Un rapport d’un organisme fédéral révèle que des soldats déployés à la frontière entre les États-Unis et le Mexique cet été ont vécu dans des conditions insalubres, exposés à des installations sanitaires dégradées et à l’absence de climatisation fonctionnelle.
Plus précisément, l’Inspecteur général du Département de la Défense a constaté des conditions sanitaires déplorables dans les toilettes des casernes au Fort Bliss, au Texas, ainsi que dans les logements du Doña Ana Range Complex, au Nouveau-Mexique. Ces constats incluent fuites d’eaux usées non traitées, toilettes hors service et délabrement général des installations.
La visite de l’Inspecteur général dans ces deux États, effectuée fin juillet 2025, portait sur les conditions d’hébergement des soldats de la 2e Brigade de combat Stryker de la 4e Division d’infanterie, basée à Fort Carson, Colorado. En mars, le Commandement Nord des États-Unis avait annoncé le déploiement d’environ 2 400 soldats de cette unité à la frontière, portant à près de 9 000 le nombre total de militaires affectés à la Joint Task Force-Southern Border. En septembre, il a été annoncé que la 2e Brigade Stryker serait remplacée par la 2e Brigade blindée de la 1re Division blindée, stationnée à Fort Bliss, Texas.
Dans le cadre de cet audit, le rapport inclut également des observations faites entre mai et août 2025 par l’équipe de médecine préventive de la brigade Stryker, qui a signalé plusieurs problèmes de santé et de sécurité sur le site du Doña Ana Range Complex. Leur analyse révèle que les climatiseurs des logements provoquaient des symptômes respiratoires chez les soldats. De plus, l’eau stagnante issue de la condensation des unités de climatisation, combinée aux eaux de pluie, engendrait une forte augmentation de la population d’insectes et de moustiques.
L’équipe médicale a aussi rapporté de nombreuses interventions en attente concernant des toilettes bouchées et des unités de climatisation défectueuses. Plusieurs soldats ont indiqué aux enquêteurs que les climatiseurs ne fonctionnaient que sporadiquement.
Les soldats ont également exprimé des inquiétudes quant à la capacité électrique dans les casernes. Les responsables de Fort Bliss ont informé l’Inspecteur général que le dépassement de la capacité électrique des logements pouvait entraîner des déclenchements répétitifs des disjoncteurs, ce qui représenterait un risque d’incendie dans ces bâtiments vieillissants.
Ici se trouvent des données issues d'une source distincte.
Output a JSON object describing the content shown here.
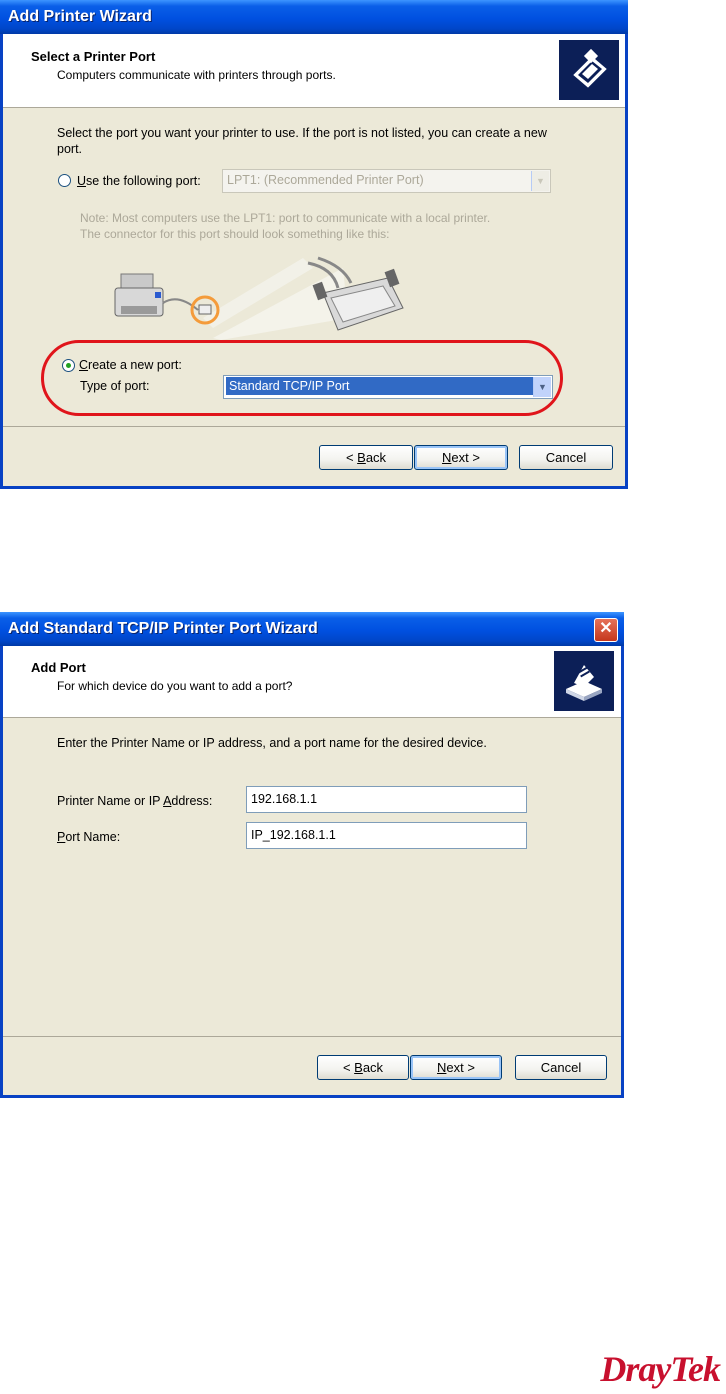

Après la création de la Joint Task Force-Southern Border par le Commandement Nord, ses responsables ont sollicité des casernes auprès de la garnison de Fort Bliss. Cependant, le personnel de Fort Bliss a conclu qu’il ne pouvait pas répondre à la totalité des besoins en logement sur la base, et une partie des soldats a été hébergée au Doña Ana Range Complex. Le rapport précise que les casernes de Fort Bliss étaient « destinées à un hébergement transitoire et non à une utilisation continue ».
Au-delà des conditions sanitaires et sécuritaires déplorables, les autorités ont aussi relevé que les logements ne respectaient pas les régulations sur la durée d’hébergement dans des espaces exigus, qui prévoient des dérogations uniquement autorisées par des commandants ou des personnels médicaux. Ainsi, la superficie par soldat atteignait seulement 45 pieds carrés (environ 4,2 m²) à Fort Bliss, et 69 pieds carrés (environ 6,4 m²) au Doña Ana Range Complex.
En novembre 2025, les soldats déployés à la frontière n’étaient plus hébergés au Doña Ana Range Complex.